In 1946, Robert Daugherty was living in Valley, Nebraska and ready to start a new phase of his life. It had been a year since World War II ended, where he served as a marine, and his uncle suggested that he think about going into business for himself. So, Mr. Daugherty developed a simple plan: He’d buy the local farm machine store with his life savings of $5,000. It was a decision that eventually grew into Valmont.
Things started rolling when Mr. Daugherty bought the licensing rights to manufacture the central pivot of an irrigation machine a few years later, and his engineering team spent the ensuing years making the machine faster, stronger, and eventually, electric-powered. By the end of the 1950s, Valmont Industries was formed, and the company later expanded into infrastructure products: galvanized steel, tubing for electricity, concrete poles, and more. Currently, Valmont has a presence in transportation, energy, mining, architecture, and irrigation — basically, the rural and urban worlds combined.
Those humble postwar savings grew into a company that reports $2.5 billion in net sales and 23 global brands under its umbrella. Valmont operates on six continents and in 100 countries and counts 10,000 people on its list of employees. And if those numbers aren’t impressive, consider this: Mr. Daugherty stayed at the helm of his company for 57 years, and when he retired, his charity commissioned $50 million to create the Global Water for Food Institute at the University of Nebraska. That’s pretty cool, right?

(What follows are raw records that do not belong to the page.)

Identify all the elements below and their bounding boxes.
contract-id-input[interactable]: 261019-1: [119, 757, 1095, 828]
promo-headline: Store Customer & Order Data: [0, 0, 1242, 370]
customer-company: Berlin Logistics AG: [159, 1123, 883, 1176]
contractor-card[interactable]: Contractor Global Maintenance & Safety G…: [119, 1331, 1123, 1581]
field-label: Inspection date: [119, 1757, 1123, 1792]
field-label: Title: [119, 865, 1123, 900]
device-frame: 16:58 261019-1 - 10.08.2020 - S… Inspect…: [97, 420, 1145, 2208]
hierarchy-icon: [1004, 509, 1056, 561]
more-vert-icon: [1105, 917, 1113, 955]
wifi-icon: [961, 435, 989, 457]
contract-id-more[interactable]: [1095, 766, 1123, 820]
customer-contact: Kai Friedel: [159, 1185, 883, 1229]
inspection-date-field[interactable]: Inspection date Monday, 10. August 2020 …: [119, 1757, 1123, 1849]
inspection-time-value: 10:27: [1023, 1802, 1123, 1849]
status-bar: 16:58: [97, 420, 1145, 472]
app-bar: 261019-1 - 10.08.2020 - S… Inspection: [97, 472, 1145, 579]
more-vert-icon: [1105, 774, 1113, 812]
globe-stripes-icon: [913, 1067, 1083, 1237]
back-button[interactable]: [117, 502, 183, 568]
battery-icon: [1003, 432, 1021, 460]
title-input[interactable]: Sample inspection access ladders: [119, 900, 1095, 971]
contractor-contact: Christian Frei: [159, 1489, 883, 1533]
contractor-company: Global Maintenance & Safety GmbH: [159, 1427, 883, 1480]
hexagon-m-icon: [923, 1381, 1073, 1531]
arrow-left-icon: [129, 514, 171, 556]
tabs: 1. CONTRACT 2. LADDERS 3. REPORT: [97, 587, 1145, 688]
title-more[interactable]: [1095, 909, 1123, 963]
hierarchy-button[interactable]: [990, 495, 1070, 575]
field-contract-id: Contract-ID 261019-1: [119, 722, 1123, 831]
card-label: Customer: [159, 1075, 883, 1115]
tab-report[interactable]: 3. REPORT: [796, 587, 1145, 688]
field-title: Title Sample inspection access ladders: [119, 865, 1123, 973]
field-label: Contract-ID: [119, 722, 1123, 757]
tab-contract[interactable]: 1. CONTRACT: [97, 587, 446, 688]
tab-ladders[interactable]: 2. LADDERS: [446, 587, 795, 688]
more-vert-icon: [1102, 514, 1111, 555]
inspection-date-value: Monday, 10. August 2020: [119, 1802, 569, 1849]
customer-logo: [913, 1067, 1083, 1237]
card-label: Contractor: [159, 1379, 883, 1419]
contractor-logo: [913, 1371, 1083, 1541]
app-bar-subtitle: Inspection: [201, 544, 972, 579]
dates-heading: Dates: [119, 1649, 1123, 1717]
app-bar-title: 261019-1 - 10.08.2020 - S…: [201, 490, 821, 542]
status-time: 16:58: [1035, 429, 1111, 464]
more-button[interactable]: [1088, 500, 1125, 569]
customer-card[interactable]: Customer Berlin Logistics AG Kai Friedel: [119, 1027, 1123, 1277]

But let’s get back on track. Valmont may not be solely about irrigation, but what it’s doing in this regard may help reverse the big issues facing freshwater. The company is focused on mechanized irrigation, an up-and-coming way of farming that it perfected over the years from that initial licensing agreement. Mechanized irrigation creates higher crop yields for reductions in all of the following: time, fuel, fertilizers, and water. Plus, it lasts longer than traditional equipment. This is what Valmont refers to as “precision irrigation,” and it’s broken down into four distinctions: control technology (panels that monitor growth), irrigation management (for water conservation), irrigation products (for efficient production), and water management (to reduce waste).
By using the products in these distinct fields, Valmont is actively working to prepare farmers for the future. Together, the products allow farmers around the world to produce more crops on tighter timelines, conserve water as they work, cut down on wastes like plastics, and reuse soil and nutrients. It’s all to make sure that responsible agriculture leads to a more secure world.
Drink it up
The United Nations estimates that everyone, regardless of where they are on the planet, needs about five to 13 gallons of water per day. But here’s where things get interesting: one in nine people can’t get their hands on clean water, and one in three don’t count sanitation amongst their daily lives. Put simply, without those five to 13 gallons, people can’t clean, cook, eat, or drink. Therefore, they get sick and potentially die.
Let’s couple that with more findings from the non-profit organization the Water Project. Right now, agriculture makes up about 70 percent of freshwater use throughout the world, and it can climb to as high as 90 percent in some areas. The non-profit estimates that this usage will rise by 19 percent by 2050, as the world’s population increases.
Valmont is well aware of these statistics, and that’s why it’s a leader in the agricultural industry’s quest for a change. Its collection of cutting-edge products will continue to reach more farms throughout the world as the company expands, and it also hopes to personally educate more farmers of these efficient practices the years ahead.
Valmont may not be the sole means of change in the effort for global water conservation, but like the element itself, every little bit counts. And by incorporating its long-standing entrepreneurial spirit with its line of innovative tools, Valmont is ensuring that all of its efforts do.